郵便不正事件・倉沢被告への判決を読んで
について「実にスカッとしない良い判決だ」と書かれている。要は真実が何であるかはとても難しい問題という話のようだ。わからないことをわからないままでおくという困難さ。

もちろんこの裁判官のような貞淑さは一般人に望むべくもないし望むべきではない。誰もが自分にとってのみの真実についてのみ語るしかない。
私たちの生活は真実に満ちている。私が座っている椅子も、玄関で履く靴も真実である。生きることをフィルターになぞらえるなら、浮遊する情報の中から真実だけをつむいでいるのが生だといえる。そこでは理解出来なかったこと、確定できなかったこと、あいまいなものはすり抜けていく。だから私たちは今日も何ら不安を感じることがない。
つまり真実とは、その人の理解到達範囲で、安寧にダメージを受けずに暮らせる空間のことである。
あの子ひょっとして僕のことを好きなんじゃないかと思うとき、あの子は確かに僕のことを好きなのだ。それ以外に何か隠された事実、あの子は本当は僕のことを好きじゃないというような事実があると想定するのは愚かなことである。
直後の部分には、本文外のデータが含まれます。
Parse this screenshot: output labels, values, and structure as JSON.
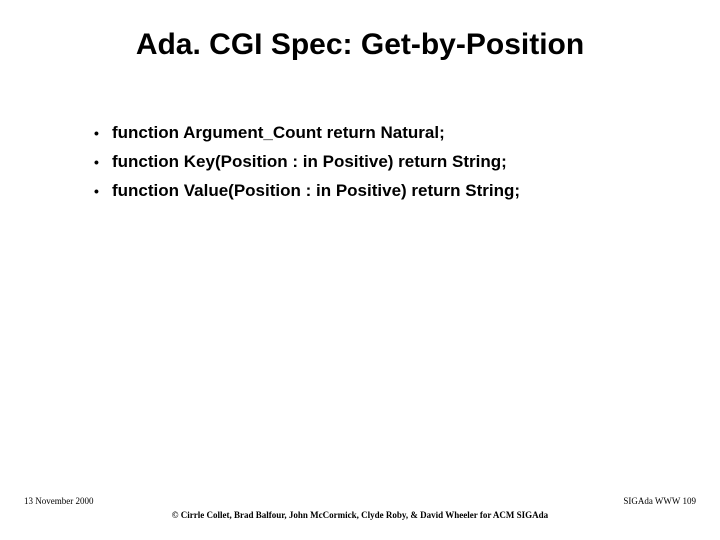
{
  "title": "Ada. CGI Spec: Get-by-Position",
  "bullets": [
    "function Argument_Count return Natural;",
    "function Key(Position : in Positive) return String;",
    "function Value(Position : in Positive) return String;"
  ],
  "footer": {
    "date": "13 November 2000",
    "credits": "© Cirrle Collet, Brad Balfour, John McCormick, Clyde Roby, & David Wheeler for ACM SIGAda",
    "right": "SIGAda WWW 109"
  }
}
社会的な統計調査の類がでたらめなのは有名な話だ。出生率貧困率も、測定者のやりたいように欲しいままの結果が描かれるだけである。何らかの目的、担当部署に金を落とすためとか金持ち優遇のためとか、そういう目的がまずあって、それに基づいてデータを恣意的に取得・選別しているだけである。だからそういう統計データが発表される度に、ああこれが社会の真実なんだと素朴に直感しているのはあんまりだ。
日常的に主観的な観測でもって、中国人は犯罪者しかいないとか、韓国人はクズしかいないとか感じているとき、それはありのままの真実であるし、その質は統計調査と同一である。その人が何を論じたいかでしかない。
小学生全国統一テストの張り紙を見かけた。「日本をテストします」と大きく書かれていた。小学生が日本であるかのようにすりかわっていた。一体どれだけの小学生がこんなくだらないものに参加するのだろうか。その結果が悪かったとして、それを何につなげたいのだろうか。
それでも、ひとつの真実らしき結果に基づいて判断を下すしかない。中国人が犯罪者でないということになれば、中国人が犯罪を起こしても見なかったふりをするしかない。